The "problem" is that if AoA is "NCD", then AoA value (or "non-value") does not validate the condition for the stall warning: "NCD" is not superior to X degrees AoA.

CONF iture 20th Oct 2011 01:00


Originally Posted by DozyWannabe
That's your opinion, but BA038 was never anywhere near alpha max after the FMS was taken offline and manual control established - in fact it should not have been anywhere near Alpha Max even under FMS control (although the FMS did order a relatively alarming pitch-up initially) because of the FMS's own limitations.

Why do you call Autopilot "FMS" ?

Alpha Max equivalence was way behind.
Wasn't stickshaker already activated when AP was disconnected ?

DozyWannabe 20th Oct 2011 01:13


Originally Posted by CONF iture (Post 6760643)
Why do you call Autopilot "FMS" ?

Because FMS/FMC is the correct terminology for the autopilot in almost all modern airliners, and both Boeing and Airbus source theirs from Honeywell (which, incidentally, is one of the lesser known aspects of the early mode-confusion accidents - the "confusing" display of VS vs.
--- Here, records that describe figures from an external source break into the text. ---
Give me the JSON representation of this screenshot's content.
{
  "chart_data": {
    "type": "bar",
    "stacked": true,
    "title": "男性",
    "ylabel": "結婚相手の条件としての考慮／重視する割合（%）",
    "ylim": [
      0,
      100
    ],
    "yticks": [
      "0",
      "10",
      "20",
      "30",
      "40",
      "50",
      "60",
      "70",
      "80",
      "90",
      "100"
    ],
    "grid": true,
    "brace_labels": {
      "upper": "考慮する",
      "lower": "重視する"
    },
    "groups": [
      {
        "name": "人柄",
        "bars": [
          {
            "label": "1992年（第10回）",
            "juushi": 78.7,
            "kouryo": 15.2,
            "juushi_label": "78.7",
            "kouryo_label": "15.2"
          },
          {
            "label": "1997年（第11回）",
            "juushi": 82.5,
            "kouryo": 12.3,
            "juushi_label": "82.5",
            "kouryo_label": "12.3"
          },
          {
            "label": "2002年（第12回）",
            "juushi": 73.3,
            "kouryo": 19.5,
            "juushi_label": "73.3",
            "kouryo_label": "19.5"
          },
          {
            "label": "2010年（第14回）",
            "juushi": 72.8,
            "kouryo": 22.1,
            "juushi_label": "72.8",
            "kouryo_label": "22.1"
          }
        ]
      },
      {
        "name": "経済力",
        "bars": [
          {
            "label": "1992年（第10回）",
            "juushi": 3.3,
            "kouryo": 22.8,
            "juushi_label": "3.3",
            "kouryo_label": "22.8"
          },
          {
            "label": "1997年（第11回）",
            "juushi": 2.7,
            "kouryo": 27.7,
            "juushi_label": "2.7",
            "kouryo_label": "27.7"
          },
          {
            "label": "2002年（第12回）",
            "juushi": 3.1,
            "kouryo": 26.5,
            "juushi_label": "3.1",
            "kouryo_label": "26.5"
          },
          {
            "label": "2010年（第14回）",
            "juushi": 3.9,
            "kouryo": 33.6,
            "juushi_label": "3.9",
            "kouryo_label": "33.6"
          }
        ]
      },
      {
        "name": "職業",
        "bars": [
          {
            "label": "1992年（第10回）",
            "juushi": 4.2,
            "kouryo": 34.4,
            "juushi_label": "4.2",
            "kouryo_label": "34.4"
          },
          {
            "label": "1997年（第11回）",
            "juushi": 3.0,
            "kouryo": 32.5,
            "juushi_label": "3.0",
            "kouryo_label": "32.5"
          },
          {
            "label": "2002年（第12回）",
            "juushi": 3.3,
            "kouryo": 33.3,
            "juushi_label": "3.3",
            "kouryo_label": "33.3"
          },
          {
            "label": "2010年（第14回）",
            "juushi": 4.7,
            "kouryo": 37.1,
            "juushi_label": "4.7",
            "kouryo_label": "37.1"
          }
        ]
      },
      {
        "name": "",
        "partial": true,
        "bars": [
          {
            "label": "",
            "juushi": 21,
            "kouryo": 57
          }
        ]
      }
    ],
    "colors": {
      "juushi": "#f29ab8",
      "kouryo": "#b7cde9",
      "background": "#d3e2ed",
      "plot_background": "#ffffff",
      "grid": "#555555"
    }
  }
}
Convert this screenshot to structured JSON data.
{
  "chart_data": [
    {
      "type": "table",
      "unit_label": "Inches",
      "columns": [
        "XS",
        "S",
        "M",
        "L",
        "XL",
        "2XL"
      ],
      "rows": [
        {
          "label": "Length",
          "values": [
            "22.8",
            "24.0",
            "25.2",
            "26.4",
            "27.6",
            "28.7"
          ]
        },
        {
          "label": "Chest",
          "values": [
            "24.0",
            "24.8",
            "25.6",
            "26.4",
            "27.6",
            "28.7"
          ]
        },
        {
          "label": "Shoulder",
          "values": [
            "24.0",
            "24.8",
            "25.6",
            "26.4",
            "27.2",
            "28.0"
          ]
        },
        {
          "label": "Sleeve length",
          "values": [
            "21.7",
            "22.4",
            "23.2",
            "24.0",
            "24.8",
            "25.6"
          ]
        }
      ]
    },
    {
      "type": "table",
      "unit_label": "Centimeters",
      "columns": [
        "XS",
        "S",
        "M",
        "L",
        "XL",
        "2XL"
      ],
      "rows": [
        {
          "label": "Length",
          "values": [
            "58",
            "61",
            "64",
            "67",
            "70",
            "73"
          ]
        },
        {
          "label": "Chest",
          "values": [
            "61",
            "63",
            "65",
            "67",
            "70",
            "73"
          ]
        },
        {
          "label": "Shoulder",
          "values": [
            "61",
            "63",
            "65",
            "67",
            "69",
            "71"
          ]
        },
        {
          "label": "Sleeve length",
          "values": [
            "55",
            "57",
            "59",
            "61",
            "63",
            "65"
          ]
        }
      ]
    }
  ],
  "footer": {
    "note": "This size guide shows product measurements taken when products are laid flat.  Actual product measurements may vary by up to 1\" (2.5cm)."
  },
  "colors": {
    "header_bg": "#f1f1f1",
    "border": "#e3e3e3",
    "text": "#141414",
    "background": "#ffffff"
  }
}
FPA was identical in all Honeywell FMS displays, not just the Airbus units).

OK465 20th Oct 2011 01:34

Autopilot is the correct term for the autopilot in modern airliners.

The FMS provides much more than just auto-flight capability, and provides it independent of A/P engagement.

And not all Boeing FMS's, nor Airbus FMGEC's/FMS's are Honeywell.

mm43 20th Oct 2011 02:36

Dozy

The following describes (from the A330 Instructors Manual) the Pitch characteristics in Normal Law - same in Alternate Law.
http://oi56.tinypic.com/1z142nb.jpg

It can be deduced that the elevator response is related to pilot input and modified as function of Pitch Rate / Flight Path rate or G at High Speed.

As KCAS was low at the time you have been discussing, the elevator was acting more in accordance with pilot input, rather than G.